A veces pienso que si tuviera un trabajo podría invitarla a almorzar afuera, comprarle un regalo bonito para su cumpleaños o ayudarla con algo. Pero solo tengo esta pensión mínima y una casa llena de recuerdos.
Esta noche, mientras la ciudad se apaga poco a poco, escucho risas en la casa de al lado. Es la familia Gómez; celebran el cumpleaños del nieto menor. Me asomo por la ventana y veo a la abuela abrazando a su hija. Siento una punzada en el pecho.
Me acuerdo de una pelea que tuve con Mariela cuando tenía diecisiete años. Quería irse a un viaje con sus amigas a Mendoza y yo no la dejé porque no tenía dinero para ayudarla ni confianza en que estuviera segura sola. Me gritó que era una egoísta y que nunca la entendía. Esa noche lloramos las dos en habitaciones separadas.
¿Será que nunca aprendí a pedir perdón? ¿O será que nunca supe cómo acercarme sin miedo a ser rechazada?

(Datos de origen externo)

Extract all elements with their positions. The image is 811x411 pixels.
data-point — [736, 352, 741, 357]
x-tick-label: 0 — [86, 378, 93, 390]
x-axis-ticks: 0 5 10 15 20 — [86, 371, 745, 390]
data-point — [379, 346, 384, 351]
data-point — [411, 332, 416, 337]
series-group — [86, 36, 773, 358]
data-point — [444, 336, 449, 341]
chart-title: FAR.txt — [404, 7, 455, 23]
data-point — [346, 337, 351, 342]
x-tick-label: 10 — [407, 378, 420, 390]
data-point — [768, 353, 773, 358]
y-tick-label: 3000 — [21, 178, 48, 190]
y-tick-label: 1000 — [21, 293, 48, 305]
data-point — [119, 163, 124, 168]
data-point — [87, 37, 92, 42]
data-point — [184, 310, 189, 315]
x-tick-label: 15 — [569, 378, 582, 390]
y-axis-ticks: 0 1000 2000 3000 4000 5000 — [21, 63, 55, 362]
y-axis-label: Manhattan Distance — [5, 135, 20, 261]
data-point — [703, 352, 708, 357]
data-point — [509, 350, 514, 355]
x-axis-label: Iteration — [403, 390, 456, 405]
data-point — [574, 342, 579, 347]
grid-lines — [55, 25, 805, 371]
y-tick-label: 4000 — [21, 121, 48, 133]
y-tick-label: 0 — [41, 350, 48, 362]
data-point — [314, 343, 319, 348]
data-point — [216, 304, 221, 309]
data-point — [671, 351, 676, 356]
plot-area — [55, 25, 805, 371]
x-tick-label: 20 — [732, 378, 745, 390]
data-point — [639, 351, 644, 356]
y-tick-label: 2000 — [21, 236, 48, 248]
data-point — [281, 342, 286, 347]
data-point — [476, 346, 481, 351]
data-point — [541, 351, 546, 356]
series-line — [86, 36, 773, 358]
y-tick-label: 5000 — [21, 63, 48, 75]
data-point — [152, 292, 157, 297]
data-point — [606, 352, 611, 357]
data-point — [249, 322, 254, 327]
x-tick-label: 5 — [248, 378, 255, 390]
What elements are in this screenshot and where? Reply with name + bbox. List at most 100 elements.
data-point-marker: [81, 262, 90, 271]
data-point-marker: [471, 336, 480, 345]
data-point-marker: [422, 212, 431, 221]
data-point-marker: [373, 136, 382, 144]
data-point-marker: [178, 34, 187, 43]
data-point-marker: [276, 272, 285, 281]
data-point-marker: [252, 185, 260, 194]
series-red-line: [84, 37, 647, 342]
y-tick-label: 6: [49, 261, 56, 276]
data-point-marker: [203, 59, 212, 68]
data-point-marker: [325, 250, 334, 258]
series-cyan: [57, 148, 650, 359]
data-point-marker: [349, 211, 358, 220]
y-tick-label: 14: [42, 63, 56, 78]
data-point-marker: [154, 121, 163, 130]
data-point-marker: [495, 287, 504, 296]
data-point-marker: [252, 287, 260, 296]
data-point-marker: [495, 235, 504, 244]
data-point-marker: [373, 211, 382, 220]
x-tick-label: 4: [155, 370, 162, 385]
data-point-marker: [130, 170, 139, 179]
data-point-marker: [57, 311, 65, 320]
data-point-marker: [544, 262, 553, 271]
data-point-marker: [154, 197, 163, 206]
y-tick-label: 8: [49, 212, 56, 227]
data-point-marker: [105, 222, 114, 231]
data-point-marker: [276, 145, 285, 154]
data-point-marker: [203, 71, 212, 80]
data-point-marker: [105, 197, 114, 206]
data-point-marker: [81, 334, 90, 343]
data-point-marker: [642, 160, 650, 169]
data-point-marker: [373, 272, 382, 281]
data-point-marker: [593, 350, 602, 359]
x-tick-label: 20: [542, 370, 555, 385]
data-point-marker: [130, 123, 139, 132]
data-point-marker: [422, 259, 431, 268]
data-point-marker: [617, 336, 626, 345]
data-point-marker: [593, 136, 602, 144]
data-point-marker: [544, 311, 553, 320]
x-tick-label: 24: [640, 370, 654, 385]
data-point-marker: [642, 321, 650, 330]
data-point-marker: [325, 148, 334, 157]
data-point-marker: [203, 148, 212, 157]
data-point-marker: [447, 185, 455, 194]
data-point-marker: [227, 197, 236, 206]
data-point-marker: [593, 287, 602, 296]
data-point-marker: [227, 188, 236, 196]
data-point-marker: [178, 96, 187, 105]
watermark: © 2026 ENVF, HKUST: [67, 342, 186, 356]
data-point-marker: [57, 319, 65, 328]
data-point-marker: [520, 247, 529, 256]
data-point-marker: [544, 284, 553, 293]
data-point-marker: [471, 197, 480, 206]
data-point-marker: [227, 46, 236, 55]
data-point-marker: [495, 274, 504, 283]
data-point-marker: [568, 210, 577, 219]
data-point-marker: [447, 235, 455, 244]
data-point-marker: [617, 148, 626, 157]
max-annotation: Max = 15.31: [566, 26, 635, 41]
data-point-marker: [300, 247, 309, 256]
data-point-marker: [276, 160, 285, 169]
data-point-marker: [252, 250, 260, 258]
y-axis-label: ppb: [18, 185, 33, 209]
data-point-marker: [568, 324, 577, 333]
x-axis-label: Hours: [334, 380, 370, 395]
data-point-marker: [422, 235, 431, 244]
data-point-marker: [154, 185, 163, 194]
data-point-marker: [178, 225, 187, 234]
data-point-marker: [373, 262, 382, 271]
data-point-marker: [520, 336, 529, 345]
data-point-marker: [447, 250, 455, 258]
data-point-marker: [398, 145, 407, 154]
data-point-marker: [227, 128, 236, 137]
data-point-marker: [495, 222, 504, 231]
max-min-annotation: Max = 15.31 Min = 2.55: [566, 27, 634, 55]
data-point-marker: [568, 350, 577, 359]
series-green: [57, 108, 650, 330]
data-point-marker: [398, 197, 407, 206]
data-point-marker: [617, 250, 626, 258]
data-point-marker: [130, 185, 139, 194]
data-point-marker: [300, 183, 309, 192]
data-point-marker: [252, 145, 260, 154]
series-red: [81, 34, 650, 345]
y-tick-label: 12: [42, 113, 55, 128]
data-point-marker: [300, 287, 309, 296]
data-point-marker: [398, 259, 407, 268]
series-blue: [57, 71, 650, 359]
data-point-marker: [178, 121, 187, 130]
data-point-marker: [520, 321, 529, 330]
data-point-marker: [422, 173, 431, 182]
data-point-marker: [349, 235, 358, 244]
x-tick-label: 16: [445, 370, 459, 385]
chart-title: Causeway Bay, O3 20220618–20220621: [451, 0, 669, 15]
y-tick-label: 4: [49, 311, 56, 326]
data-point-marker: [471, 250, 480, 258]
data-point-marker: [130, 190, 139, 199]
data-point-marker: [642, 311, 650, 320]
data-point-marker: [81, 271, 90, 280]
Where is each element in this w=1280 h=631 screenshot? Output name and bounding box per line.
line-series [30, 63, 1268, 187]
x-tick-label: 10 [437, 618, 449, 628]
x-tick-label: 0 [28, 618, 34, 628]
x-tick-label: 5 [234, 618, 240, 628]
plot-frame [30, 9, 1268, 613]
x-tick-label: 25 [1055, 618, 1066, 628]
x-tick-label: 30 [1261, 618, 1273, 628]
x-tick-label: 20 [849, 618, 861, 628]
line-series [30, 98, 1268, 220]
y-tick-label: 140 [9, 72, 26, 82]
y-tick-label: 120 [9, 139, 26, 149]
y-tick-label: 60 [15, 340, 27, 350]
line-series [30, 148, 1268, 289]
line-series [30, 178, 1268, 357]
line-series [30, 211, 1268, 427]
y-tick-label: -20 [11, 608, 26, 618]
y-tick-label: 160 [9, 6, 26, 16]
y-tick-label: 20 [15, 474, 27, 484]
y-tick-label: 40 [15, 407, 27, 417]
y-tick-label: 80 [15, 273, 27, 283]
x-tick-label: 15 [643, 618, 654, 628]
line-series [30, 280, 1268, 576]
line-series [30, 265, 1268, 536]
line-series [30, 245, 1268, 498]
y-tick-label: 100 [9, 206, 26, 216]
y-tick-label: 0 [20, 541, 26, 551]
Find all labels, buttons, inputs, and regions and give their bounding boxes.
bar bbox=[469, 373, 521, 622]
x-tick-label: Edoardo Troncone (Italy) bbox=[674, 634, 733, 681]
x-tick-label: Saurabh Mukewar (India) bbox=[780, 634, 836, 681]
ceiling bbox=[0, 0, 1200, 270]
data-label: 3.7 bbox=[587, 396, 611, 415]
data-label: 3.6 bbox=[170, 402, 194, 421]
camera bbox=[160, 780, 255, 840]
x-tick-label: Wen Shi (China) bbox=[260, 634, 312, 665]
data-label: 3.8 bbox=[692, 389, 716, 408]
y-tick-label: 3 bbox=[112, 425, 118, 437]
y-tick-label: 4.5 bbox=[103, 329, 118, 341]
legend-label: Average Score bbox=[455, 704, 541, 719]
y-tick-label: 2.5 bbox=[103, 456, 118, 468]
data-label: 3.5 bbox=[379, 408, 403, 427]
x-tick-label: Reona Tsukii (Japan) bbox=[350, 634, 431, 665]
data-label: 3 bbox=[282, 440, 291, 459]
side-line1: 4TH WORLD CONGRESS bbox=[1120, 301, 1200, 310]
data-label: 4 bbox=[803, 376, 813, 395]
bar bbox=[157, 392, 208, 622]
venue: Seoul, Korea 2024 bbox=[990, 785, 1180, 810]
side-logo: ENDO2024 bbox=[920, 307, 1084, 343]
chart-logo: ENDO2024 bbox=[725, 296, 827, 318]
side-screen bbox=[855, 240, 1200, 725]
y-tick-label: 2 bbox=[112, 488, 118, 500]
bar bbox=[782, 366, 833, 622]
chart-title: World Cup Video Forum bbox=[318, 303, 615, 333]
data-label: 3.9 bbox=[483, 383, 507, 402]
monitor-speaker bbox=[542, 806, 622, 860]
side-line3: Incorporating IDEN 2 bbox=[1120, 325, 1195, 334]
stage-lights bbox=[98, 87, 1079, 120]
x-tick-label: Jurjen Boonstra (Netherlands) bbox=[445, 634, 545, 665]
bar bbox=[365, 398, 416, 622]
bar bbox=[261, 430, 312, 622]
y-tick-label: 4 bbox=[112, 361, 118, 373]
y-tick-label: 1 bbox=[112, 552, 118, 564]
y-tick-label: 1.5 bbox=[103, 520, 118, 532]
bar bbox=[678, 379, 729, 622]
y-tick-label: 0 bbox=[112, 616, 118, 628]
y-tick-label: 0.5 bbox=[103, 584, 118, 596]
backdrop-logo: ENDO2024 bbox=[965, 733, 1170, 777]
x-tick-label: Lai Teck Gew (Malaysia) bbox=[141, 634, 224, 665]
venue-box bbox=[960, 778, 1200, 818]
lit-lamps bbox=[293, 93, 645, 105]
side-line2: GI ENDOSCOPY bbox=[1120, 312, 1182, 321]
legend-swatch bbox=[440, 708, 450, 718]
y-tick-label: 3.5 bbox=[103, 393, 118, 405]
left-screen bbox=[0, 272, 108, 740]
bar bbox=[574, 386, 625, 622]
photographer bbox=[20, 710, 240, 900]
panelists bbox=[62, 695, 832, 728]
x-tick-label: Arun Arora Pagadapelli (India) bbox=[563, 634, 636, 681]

El teléfono vibra de repente. Es un mensaje de Mariela: «Gracias, mamá. Estoy ocupada hoy, pero hablamos pronto.»
Leo esas palabras una y otra vez. No hay enojo ni cariño explícito; solo distancia educada. Me pregunto si alguna vez podremos volver a ser madre e hija como antes.
Me siento en la cama y cierro los ojos. Recuerdo las veces que le cantaba para dormir cuando era niña: «Duérmete mi niña, duérmete ya…» Ahora soy yo la que necesita una canción para calmar este dolor sordo.
Quizás mañana me anime a llamarla y decirle lo que nunca le dije: que lamento mis errores, que extraño sus abrazos y que todavía sueño con verla reír como cuando era chica.
¿Será posible reconstruir lo que se rompió? ¿O algunas heridas simplemente nunca sanan?
A veces me pregunto: ¿cuántas madres estarán hoy sentadas frente al teléfono esperando una llamada? ¿Cuántas hijas sienten lo mismo pero no saben cómo decirlo? ¿De verdad es tan difícil volver a empezar?